You must know about the cautionary tale of Tiger Global

The US-based firm's almost two-decade-long roar reduced to a feeble meow in 2022. Here's what you can learn from it.

You must know about the cautionary tale of Tiger Global

Never heard of Tiger Global. What's that?
A hedge fund based in New York (US), it was founded by Charles Payne 'Chase' Coleman III in 2001.

Hedge fund?
Put simply, these are investment companies that pool money from investors - usually wealthy people - and then use aggressive strategies to deliver outsized returns.

Basically, they are similar to how a mutual fund works, but for the ultra-rich.

Launched in?
2001. Started with $25 million. The money was given to Coleman by his mentor, Julian Robertson, a legendary fund manager himself.

How big did they get?
By 2021-end, it was managing a dizzying $125 billion, as per the Securities and Exchange Commission.

That's huge! How did they achieve so much?
Tiger Global bet big on technology stocks, and its gravy train started rolling when it struck gold in Chinese tech stocks. In 2007, the fund reported more than 75 per cent returns on its investments.

The years between 2019 and 2021 were decidedly blockbusters. Their assets grew threefold, spurred by rocketing tech stocks and cryptos.

Furthermore, its venture capital arm extended bets on startups and private firms worldwide.

As per Wall Street Journal, the venture business' initial investment of $71 million grew to $823 million - more than 11-fold return on their investment. There was no turning back after that.

In fact, encouraged by their success, the venture business went on an investing spree during the heady days of 2020 and 2021.

Things were going swimmingly well for them.
So much so that its venture fund manager, Scott Shleifer, bagged Donald Trump's $122.7 million Palm Beach property in a snap!

Coleman, the owner, was less flashy. He splashed out $36.5 million for a Manhattan property, $52 million for another flat in the same building...

I get the Wolf of Wall Street vibe. But when did their world turn upside down?
This year. The hedge fund's investments tanked by an eye-watering 50 per cent in the first six months of 2022. In May, the fund bled $17 billion; the June numbers were even more grim: $25 billion. Some of the initial investors lost three-fourths of their gains in a single year.

Reason? Tech stocks came crashing down to earth this year - and that's where Tiger Global had invested big-time.

Their risky venture fund investments turned sour too. Take the example of Peloton, an internet-connected exercise equipment company. Tiger Global had a 20 per cent stake that was once valued at $6.5 billion - but all these gains vapourised as Peloton's stock price plummeted almost 95 per cent this year.

95 per cent loss!
Tiger Global was investing in company stocks that were priced exorbitantly, especially consumer-focused tech stocks.

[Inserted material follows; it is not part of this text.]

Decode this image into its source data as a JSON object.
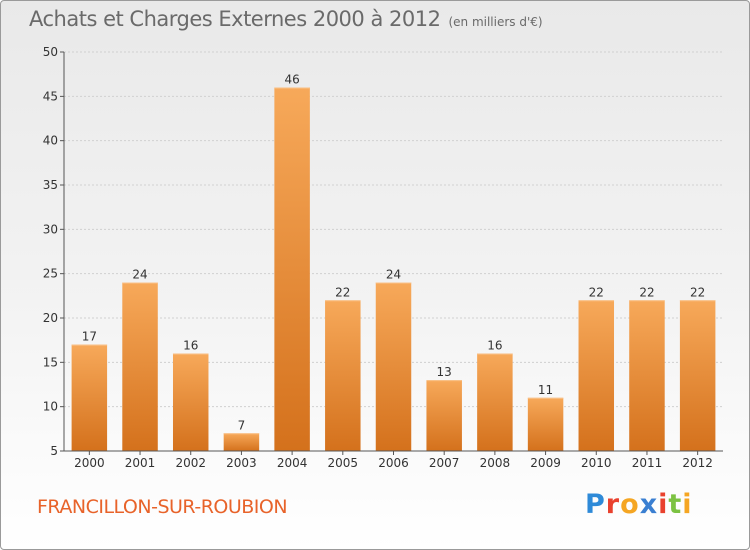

Until last year, some of these companies were trading at 30-times sales ratio. For instance, companies with a revenue of Rs 30 crore had a market capitalisation of Rs 900 crore!

India isn't immune from such head-scratching valuations either. When Nykaa made its debut in the stock market, Value Research CEO Dhirendra Kumar questioned how a fledgling company, despite having a great management, could justify having a market capitalisation of Rs 100,000 crore by actually making around Rs 60 crore.

I am a basic investor and don't bother much about stocks. What's the cautionary tale you were talking about?
True, before Nykaa gives us a black eye, let us swiftly move on to the lessons we can learn from Tiger Global's riches-to-rags story (though we must add the company has vowed to rebound).

  • Tiger Global took a sector fund-like approach. In plain speak, they put all their eggs in the tech sector, which means they were vulnerable to the downswings of the sector.
    All sectors are cyclical; they have good times and bad. So, the onus lies on you to get in and out of sector funds. But having said that, it's very difficult to predict the cyclicality of any sector. If the savvy suits at Tiger Global failed to see the downswing...
  • Instead, we should focus on diversifying our investment. Mutual funds work best as it spreads your investment across different sectors. And if a fund manager - the person overseeing the performance of a mutual fund - feels that exposure to one sector needs to be increased/decreased, they can do so easily.
    However, sector funds can't do that as it is supposed to invest in that particular sector, even if it is going through terrible times.

Moral of the story: Diversify. There is safety in numbers.